Not too long ago, this viral saying had social media content creators in a chokehold, and even now, it gets laughs in presentations, but it resonates for a reason.

  • The medical record should reflect what you observed, assessed, and did, not your opinion of how the situation developed or who may have contributed to it.

2. Just the Facts

  • The chart is not a place to vent or document what you would have done differently.

3. Quality Documentation, Not the Whole Kitchen Sink

  • The medical record supports patient care. It is not a substitute for quality review.
  • Concerns about system breakdowns, handoffs, or prior management deserve thoughtful review, but that review belongs in established quality or risk-management processes (e.g., peer review), not captured in progress notes.

4. No Name-Calling

  • Calling out another provider in the record (directly or indirectly) hardly ever protects anyone.
  • More often, finger-pointing in the chart expands the list of people involved when litigation follows.

5. Charting Late Entries and Addenda? Proceed Carefully.

  • If late entries or addenda are necessary, they should be factual, clearly labeled, and limited in scope, with the goal of clarification rather than of defending, correcting, or justifying earlier documentation.
  • When thinking about late entries or addenda, it can be helpful to pause and ask, “What is the purpose of this entry”?

When documentation stays focused on facts rather than finger-pointing, it keeps the attention where it belongs: on the patient and the care being provided.
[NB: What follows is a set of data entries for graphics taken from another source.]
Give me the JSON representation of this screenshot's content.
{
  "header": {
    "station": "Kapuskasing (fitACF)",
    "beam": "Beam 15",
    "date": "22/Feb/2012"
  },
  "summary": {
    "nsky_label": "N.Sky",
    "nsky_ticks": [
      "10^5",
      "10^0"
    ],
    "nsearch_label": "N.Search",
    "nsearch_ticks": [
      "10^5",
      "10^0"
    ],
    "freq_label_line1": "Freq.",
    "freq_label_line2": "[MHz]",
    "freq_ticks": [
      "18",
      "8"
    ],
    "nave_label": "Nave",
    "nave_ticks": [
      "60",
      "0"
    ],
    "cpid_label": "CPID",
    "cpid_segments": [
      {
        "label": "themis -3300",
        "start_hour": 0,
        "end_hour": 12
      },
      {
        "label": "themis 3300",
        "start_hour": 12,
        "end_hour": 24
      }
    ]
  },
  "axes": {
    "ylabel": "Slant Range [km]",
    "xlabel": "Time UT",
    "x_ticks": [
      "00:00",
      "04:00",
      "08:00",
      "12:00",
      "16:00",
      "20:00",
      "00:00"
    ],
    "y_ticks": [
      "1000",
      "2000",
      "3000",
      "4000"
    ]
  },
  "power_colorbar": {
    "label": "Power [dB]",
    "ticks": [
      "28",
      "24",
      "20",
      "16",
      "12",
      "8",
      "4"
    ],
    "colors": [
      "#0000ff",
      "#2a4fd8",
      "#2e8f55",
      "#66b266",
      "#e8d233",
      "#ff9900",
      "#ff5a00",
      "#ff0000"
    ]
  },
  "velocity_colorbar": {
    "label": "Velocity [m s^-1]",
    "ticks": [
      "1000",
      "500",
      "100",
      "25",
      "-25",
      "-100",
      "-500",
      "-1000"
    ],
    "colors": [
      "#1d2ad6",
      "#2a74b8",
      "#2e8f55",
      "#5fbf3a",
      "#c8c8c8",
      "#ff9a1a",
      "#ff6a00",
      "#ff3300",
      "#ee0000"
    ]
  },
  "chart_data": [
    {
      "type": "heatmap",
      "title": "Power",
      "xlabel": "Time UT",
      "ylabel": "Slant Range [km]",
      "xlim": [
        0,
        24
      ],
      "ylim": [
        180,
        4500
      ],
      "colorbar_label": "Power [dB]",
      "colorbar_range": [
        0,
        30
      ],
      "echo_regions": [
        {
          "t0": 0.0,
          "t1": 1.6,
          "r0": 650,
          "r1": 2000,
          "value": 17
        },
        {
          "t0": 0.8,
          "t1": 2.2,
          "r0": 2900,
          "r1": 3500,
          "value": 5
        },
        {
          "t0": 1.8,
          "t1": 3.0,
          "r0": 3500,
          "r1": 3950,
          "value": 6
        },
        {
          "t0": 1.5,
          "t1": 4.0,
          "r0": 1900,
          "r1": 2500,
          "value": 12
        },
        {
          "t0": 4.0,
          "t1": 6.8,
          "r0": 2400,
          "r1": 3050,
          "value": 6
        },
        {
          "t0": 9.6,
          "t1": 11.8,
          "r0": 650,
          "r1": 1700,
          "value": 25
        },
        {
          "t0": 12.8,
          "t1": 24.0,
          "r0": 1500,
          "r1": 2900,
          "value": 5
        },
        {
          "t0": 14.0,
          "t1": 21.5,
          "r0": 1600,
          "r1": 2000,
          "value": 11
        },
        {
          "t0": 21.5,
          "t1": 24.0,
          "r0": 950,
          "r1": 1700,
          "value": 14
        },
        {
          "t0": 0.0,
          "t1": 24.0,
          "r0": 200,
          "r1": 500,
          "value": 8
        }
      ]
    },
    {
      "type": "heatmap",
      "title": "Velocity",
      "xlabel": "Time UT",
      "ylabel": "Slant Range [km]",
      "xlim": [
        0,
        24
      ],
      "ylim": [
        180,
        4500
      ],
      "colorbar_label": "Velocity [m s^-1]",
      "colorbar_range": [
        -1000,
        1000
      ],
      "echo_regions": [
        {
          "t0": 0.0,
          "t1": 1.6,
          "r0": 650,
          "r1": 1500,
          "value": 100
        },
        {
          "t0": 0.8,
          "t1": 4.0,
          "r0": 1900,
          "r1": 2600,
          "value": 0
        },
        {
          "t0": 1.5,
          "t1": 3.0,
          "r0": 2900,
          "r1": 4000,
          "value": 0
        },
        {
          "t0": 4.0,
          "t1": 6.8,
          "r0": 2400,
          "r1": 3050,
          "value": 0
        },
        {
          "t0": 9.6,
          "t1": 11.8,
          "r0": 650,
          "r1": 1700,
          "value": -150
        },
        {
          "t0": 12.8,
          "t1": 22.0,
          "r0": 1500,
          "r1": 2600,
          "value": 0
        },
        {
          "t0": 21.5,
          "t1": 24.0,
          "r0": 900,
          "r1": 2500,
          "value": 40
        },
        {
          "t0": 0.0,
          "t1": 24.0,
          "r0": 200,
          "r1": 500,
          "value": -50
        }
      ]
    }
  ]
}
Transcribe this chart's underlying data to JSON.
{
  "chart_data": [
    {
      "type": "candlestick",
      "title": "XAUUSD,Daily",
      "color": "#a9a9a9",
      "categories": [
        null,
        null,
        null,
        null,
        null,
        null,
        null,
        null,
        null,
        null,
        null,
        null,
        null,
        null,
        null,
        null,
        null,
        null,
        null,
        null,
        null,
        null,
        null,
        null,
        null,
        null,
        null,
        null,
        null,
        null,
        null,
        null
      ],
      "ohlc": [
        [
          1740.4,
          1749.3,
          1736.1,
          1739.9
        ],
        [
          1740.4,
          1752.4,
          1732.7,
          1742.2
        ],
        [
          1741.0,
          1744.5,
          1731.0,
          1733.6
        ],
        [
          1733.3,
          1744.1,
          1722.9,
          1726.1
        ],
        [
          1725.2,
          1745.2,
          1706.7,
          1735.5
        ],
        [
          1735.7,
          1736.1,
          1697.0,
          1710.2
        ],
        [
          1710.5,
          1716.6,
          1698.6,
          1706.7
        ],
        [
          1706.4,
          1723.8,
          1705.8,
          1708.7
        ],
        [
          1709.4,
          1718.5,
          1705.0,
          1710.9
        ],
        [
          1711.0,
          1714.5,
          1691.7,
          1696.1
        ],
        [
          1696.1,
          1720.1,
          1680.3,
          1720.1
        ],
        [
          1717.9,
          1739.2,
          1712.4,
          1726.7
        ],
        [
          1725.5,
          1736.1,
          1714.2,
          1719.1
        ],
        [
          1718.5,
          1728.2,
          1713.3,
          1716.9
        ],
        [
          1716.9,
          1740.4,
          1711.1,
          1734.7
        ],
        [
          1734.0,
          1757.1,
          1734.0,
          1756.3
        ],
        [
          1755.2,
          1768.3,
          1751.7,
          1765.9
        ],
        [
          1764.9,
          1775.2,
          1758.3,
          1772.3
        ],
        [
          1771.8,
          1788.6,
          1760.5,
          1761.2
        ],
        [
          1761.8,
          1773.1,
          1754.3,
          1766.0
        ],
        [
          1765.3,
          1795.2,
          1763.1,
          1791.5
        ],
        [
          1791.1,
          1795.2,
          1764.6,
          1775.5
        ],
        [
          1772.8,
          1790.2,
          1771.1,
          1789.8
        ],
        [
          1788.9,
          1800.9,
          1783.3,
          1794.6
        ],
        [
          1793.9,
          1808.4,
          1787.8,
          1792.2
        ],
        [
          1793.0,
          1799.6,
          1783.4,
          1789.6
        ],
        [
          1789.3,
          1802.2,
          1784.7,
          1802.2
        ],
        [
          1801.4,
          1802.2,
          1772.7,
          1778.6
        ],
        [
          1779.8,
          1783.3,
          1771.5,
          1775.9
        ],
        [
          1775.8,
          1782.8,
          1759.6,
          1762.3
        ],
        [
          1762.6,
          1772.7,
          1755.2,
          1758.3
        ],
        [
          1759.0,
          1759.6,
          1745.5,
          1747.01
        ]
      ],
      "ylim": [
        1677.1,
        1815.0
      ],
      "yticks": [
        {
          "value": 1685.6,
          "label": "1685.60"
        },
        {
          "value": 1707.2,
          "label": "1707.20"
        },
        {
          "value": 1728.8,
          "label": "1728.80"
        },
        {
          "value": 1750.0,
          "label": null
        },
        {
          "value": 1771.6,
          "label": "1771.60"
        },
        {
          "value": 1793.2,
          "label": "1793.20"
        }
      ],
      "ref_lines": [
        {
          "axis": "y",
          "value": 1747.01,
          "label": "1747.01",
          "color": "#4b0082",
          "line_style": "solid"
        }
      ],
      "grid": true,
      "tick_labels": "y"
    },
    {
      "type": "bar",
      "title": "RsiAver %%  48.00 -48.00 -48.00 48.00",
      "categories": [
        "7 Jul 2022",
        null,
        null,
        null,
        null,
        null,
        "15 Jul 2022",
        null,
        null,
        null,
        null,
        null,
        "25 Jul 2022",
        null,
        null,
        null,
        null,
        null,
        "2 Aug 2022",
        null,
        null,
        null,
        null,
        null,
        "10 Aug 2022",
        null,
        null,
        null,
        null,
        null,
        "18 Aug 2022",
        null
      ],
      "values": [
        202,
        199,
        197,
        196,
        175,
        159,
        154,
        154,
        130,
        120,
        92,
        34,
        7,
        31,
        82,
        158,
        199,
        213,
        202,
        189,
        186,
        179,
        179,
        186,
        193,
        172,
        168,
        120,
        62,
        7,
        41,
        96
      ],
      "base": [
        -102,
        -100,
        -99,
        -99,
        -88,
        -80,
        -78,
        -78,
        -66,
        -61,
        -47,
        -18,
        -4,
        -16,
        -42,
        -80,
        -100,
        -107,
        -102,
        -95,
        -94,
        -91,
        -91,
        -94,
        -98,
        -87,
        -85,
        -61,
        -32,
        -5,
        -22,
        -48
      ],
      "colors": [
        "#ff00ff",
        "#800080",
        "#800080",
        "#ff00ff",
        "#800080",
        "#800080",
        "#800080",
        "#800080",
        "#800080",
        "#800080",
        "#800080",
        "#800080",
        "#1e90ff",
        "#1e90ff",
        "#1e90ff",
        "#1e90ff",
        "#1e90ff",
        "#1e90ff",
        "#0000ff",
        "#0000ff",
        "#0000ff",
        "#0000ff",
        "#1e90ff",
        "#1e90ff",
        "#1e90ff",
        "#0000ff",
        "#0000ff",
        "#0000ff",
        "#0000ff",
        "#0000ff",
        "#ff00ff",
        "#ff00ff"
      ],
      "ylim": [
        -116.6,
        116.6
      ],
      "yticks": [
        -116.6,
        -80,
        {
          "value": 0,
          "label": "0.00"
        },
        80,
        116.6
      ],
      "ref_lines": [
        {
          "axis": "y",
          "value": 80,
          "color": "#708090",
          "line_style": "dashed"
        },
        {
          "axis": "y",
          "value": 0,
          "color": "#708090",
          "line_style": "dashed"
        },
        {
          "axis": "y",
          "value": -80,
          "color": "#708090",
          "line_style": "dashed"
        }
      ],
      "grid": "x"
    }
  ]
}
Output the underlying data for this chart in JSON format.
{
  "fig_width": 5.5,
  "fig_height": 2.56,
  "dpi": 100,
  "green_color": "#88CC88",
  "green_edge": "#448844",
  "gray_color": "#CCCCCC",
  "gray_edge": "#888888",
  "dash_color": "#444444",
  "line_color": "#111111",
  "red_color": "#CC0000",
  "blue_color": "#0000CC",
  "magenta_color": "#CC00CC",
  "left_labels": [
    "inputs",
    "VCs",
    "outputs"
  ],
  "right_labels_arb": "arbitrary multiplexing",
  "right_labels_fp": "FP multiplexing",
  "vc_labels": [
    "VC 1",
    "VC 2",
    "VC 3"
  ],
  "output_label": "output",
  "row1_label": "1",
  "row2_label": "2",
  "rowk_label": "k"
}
Medical records that age best reflect what was known and done in the moment, without trying to assign blame after the fact.

References

[1] Young, Melissa, MD. (September 9, 2013). It’s Unprofessional to Point Fingers in Patient Notes. Physicians Practice.

[2] Ask ECRI: Jousting in Documentation. (August 9, 2024). ECRI Guidance Document.

[3] Constantine, D. (October 27, 2022). When it Comes to Documentation, Choose Civility. Cooperative of American Physicians.

[4]  Candello. (2024). For The Record: The Effect of Documentation on Defensibility and Patient Safety.

[5] Loomis, J. (September 2017). Jousting. The Sentinel. SVMIC

[6] Finger‑Pointing in Nurse Charting Is an Opportunity for the Plaintiff. (March 1, 2021). ED Legal Letter.